Lineages 1–3 of *Dactylogyrus* correspond to those recognized by Šimková et al. [32]. *Fish species abbreviations:* Aalb: *Alburnus alburnus*; Aasp: *Aspius aspius*; Abra: *Abramis brama*; Bbal: *Ballerus ballerus*; Bbar: *Barbus barbus*; Bbjo: *Blicca bjoerkna*; Bsap: *Ballerus sapa*; Caur: *Carassius auratus*; Ccar: *Cyprinus carpio*; Cide: *Ctenopharyngodon idella*; Cnas: *Chondrostoma nasus*; Gcer: *Gymnocephalus cernua*; Ggob: *Gobio gobio*; Lidu: *Leuciscus idus*; Ppar: *Pseudorasbora parva*; Ppho: Phoxinus phoxinus; Ralb: *Romanogobio albipinnatus*; Rrut: *Rutilus rutilus*; Scep: *Squalius cephalus*; Sery: *Scardinius erythrophthalmus*. *Dactylogyrus – specific-name abbreviations:* achm: *achmerovi*; alat: *alatus*; amph: *amphibothrium*; anch: *anchoratus*; auri: *auriculatus*; bore: *borealis*; caba: *caballeroi*; carp: *carpathicus*; chon: *chondrostomi*; chra: *chranilowi*; corn: *cornoides*; coru: *cornu*; cruc: *crucifer*; cryp: *cryptomeres*; difd: *difformoides*; diff: *difformis*; dist: *distinguendus*; dulk: *dulkeiti*; dyki: *dyki*; erge: *ergensi*; exte: *extensus*; falc: *falcatus*; fall: *fallax*; fini: *finitimus*; folk: *folkmanovae*; form: *formosus*; frat: *fraternus*; hemi: hemiamphibothrium; inex: *inexpectatus*; inte: *intermedius*; izju: *izjumovae*; lame: *lamellatus*; mall: *malleus*; mino: *minor*; nano: *nanoides*; nanu: *nanus*; parv: *parvus*; prop: *propinquus*; pros: *prostae*; ramu: *ramulosus*; rari: *rarissimus*; ruti: *rutili*; simi: *similis*; sphy: *sphyrna*; squa: *squameus*; tuba: *tuba*; vast: *vastator*; vist: *vistulae*; vran: *vranoviensis*; wund: *wunderi*; zand: *zandti*.
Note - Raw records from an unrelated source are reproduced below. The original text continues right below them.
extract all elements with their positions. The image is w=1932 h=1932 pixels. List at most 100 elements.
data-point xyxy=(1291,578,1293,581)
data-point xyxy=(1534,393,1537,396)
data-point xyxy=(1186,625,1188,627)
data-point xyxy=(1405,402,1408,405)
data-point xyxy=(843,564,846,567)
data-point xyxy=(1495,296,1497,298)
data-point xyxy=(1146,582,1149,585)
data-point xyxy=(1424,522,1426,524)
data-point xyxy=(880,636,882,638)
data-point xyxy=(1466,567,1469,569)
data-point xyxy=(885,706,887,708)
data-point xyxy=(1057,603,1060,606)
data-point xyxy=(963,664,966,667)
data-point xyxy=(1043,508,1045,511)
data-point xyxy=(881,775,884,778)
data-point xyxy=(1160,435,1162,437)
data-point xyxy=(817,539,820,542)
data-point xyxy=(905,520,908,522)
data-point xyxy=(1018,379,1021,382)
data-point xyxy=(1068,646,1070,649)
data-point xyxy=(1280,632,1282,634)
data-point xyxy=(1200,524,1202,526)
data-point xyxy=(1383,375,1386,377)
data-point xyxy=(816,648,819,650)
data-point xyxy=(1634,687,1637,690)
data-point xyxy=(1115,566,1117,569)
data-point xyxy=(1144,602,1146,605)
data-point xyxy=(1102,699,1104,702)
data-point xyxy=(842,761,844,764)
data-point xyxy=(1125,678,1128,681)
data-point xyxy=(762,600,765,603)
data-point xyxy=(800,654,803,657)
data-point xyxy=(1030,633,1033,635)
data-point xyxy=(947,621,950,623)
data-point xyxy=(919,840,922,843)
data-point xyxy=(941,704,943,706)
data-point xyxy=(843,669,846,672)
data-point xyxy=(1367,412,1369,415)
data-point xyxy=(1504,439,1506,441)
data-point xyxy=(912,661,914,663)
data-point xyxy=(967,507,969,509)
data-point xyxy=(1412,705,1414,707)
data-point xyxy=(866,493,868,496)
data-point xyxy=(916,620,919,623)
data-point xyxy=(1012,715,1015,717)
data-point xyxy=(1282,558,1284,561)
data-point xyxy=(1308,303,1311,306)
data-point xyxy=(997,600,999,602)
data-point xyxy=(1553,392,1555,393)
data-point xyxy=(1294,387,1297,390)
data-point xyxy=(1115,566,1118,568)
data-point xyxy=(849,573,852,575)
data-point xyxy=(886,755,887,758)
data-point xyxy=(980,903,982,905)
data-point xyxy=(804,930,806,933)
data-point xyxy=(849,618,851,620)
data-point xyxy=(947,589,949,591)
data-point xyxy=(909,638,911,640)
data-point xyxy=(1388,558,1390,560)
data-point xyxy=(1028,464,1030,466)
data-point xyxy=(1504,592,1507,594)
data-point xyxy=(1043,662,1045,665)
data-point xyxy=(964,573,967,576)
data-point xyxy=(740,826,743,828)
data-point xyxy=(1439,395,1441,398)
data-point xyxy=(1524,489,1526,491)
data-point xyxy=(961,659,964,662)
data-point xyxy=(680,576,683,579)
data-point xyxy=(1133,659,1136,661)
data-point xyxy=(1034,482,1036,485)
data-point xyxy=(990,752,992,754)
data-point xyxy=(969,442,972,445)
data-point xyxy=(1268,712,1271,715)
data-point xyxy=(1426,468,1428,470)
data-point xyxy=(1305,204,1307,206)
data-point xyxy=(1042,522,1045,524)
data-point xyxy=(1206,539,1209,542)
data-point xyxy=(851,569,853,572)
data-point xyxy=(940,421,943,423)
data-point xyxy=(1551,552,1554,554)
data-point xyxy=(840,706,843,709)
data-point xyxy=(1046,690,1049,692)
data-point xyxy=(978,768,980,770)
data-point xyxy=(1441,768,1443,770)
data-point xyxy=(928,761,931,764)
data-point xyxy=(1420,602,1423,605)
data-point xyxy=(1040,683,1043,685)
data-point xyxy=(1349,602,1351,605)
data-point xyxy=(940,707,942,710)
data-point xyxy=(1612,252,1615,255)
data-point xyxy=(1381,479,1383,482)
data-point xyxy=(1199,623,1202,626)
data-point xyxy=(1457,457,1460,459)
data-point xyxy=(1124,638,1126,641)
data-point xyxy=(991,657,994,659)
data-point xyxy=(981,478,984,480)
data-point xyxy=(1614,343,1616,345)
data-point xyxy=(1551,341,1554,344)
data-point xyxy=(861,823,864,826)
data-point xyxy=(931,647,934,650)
In both case studies, the trees and host-parasite associations were tested globally with PACo, ParaFit and HCT and the contribution of individual host-parasite links was evaluated by jackknifed estimates of the squared residuals (File S1) and ParaFitLink1 [7]. In the fish-Dactylogyrus model, the number of associations was too numerous to produce a clear global superimposition plot, but our emphasis was placed instead on the analysis of individual host-parasite links. ParaFitLink1 was carried out with CopyCat [24], which incorporates optimized algorithms for PCo and ParaFit to facilitate analyses with large datasets [23]. In order to obtain precise P values, all tests were performed with 100,000 permutations.